The other odd side effect is even if you manage to do something, people get up in arms about you “endangering lives” and not continuing to quarantine. They shame you for not doing what they’re doing.

They’re allowed to feel that way, but what if you are given 3 years left to live. Would these same people be cool with sitting inside their home, waiting until they die? And even if the person with this disease caught Covid, they’ve already been deemed terminal. It is quite the ethical conundrum.

My husband was diagnosed with ALS in the time of Covid. He has approximately 3-9 years left, depending on his progression. And even then, that’s just living. He could have 6 months to a few years remaining where he can walk and move around on his own. At some point he will be wheelchair bound. When that occurs is all up to the disease and entirely out of his hands.

True to natural human desire, he and I want him to live everyday like it’s his last. We want to make the most of the time he has left. Whatever that may look like.

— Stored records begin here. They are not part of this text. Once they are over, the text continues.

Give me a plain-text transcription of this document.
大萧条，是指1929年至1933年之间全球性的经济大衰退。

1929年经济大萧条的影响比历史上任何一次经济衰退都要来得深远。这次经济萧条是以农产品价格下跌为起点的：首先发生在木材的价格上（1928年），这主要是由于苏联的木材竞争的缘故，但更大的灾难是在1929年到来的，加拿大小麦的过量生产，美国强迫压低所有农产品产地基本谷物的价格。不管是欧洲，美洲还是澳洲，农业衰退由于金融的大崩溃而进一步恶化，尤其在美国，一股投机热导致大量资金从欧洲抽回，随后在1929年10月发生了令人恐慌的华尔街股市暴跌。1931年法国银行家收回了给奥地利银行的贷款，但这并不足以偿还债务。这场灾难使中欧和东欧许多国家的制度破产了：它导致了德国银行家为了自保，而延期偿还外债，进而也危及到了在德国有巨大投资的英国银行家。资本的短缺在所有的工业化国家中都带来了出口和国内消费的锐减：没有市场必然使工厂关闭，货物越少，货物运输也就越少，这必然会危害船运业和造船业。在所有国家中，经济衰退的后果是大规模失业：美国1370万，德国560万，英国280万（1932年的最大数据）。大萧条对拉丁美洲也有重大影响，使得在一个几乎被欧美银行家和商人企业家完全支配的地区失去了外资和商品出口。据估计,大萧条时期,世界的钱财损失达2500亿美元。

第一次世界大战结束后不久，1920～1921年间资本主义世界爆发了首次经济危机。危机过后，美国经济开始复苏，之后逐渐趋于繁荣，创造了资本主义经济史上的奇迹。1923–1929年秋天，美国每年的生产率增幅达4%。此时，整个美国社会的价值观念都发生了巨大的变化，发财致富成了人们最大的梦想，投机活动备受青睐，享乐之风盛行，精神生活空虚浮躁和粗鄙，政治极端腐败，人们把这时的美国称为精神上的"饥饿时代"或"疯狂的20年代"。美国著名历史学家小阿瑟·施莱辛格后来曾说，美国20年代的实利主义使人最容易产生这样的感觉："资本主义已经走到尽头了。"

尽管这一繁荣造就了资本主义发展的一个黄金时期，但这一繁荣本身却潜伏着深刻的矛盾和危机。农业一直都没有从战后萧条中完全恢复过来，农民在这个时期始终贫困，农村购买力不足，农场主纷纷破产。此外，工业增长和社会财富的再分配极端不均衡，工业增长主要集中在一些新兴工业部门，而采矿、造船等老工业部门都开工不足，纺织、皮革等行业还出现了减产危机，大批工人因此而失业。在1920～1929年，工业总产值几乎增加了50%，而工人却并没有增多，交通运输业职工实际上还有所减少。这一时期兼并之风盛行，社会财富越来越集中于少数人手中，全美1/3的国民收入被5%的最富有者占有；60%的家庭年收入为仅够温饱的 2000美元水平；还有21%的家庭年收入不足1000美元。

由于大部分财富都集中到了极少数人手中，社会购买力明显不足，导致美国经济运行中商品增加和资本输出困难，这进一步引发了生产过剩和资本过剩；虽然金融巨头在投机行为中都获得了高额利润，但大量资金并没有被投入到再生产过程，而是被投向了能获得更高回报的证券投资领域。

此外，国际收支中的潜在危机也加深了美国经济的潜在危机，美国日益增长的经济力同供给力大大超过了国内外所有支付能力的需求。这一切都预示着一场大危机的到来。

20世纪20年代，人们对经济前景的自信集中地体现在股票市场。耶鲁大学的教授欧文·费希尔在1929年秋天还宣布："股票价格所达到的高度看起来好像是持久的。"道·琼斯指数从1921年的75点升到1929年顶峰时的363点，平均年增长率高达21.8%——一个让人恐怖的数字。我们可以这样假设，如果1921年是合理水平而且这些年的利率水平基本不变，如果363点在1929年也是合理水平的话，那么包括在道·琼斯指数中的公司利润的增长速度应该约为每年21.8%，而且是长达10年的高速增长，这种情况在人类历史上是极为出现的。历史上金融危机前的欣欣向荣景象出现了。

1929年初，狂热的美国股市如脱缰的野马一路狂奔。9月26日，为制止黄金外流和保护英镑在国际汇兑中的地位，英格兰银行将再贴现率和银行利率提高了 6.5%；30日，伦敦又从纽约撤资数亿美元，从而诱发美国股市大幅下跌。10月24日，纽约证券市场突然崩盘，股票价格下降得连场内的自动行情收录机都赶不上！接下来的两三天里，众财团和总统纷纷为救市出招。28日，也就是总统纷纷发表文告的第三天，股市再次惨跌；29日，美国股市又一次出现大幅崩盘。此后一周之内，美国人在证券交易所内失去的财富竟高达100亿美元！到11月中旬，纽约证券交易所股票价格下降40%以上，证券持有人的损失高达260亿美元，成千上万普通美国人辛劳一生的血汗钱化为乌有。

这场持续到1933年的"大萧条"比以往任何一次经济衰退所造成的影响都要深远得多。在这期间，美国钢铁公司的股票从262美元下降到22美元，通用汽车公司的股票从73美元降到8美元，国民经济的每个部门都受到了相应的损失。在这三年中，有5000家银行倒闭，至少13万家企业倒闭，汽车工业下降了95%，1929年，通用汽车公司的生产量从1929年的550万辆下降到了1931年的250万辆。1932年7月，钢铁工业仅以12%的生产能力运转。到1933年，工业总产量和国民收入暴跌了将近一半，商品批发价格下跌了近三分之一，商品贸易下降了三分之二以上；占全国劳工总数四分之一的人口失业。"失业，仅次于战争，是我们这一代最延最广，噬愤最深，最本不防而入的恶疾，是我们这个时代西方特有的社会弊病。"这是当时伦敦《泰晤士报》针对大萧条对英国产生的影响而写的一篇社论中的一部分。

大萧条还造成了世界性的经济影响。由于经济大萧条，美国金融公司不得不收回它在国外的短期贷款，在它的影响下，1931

This previous weekend we wanted to take a trip, somewhere, to kick of his “Farewell Tour,” as we have dubbed it. Knowing that things are closed made our options real slim. I thought about just doing a road trip, but fuck if even that isn’t super difficult. Every time we made a pit stop every restaurant had their bathrooms closed to the public. I wanted to scream.

Ultimately we decided to visit family in Arizona. It got us out of the house and gave us a destination that didn’t require us to make plans or wear masks. We did still isolate and just spent our time in their homes, drinking; which made things awkward. My aunt got really hammered and started hitting on my husband.

“Have you ever had sex with a woman?” she asked, as we swam in her pool, in between the times she kept playing with my husband’s feet.

In the sober hours she had no recollection, or chose to ignore it. Which I am all for. Liquor makes people do the dumbest shit. And, boy, was she drunk. My favorite part was her telling us repeatedly how she had designed the layout of her backyard. “I’ve never designed anything, and I designed this. Can you believe it?”

I love her.

For a couple days we got to pretend that my husband isn’t dying.

While we were in Arizona, we decided to take a detour over to the Mayo Clinic. We may be getting our second opinion from this particular campus, since the hub’s primary at Cedars is referring him there, to one of his colleagues who specializes in ALS. If he’s accepted, that could very well be where we spend a good chunk of our time.

Overall, it was a good weekend, even despite the challenges Covid creates. It’s just super shitty to try and live while the world and the disease dictate us to not.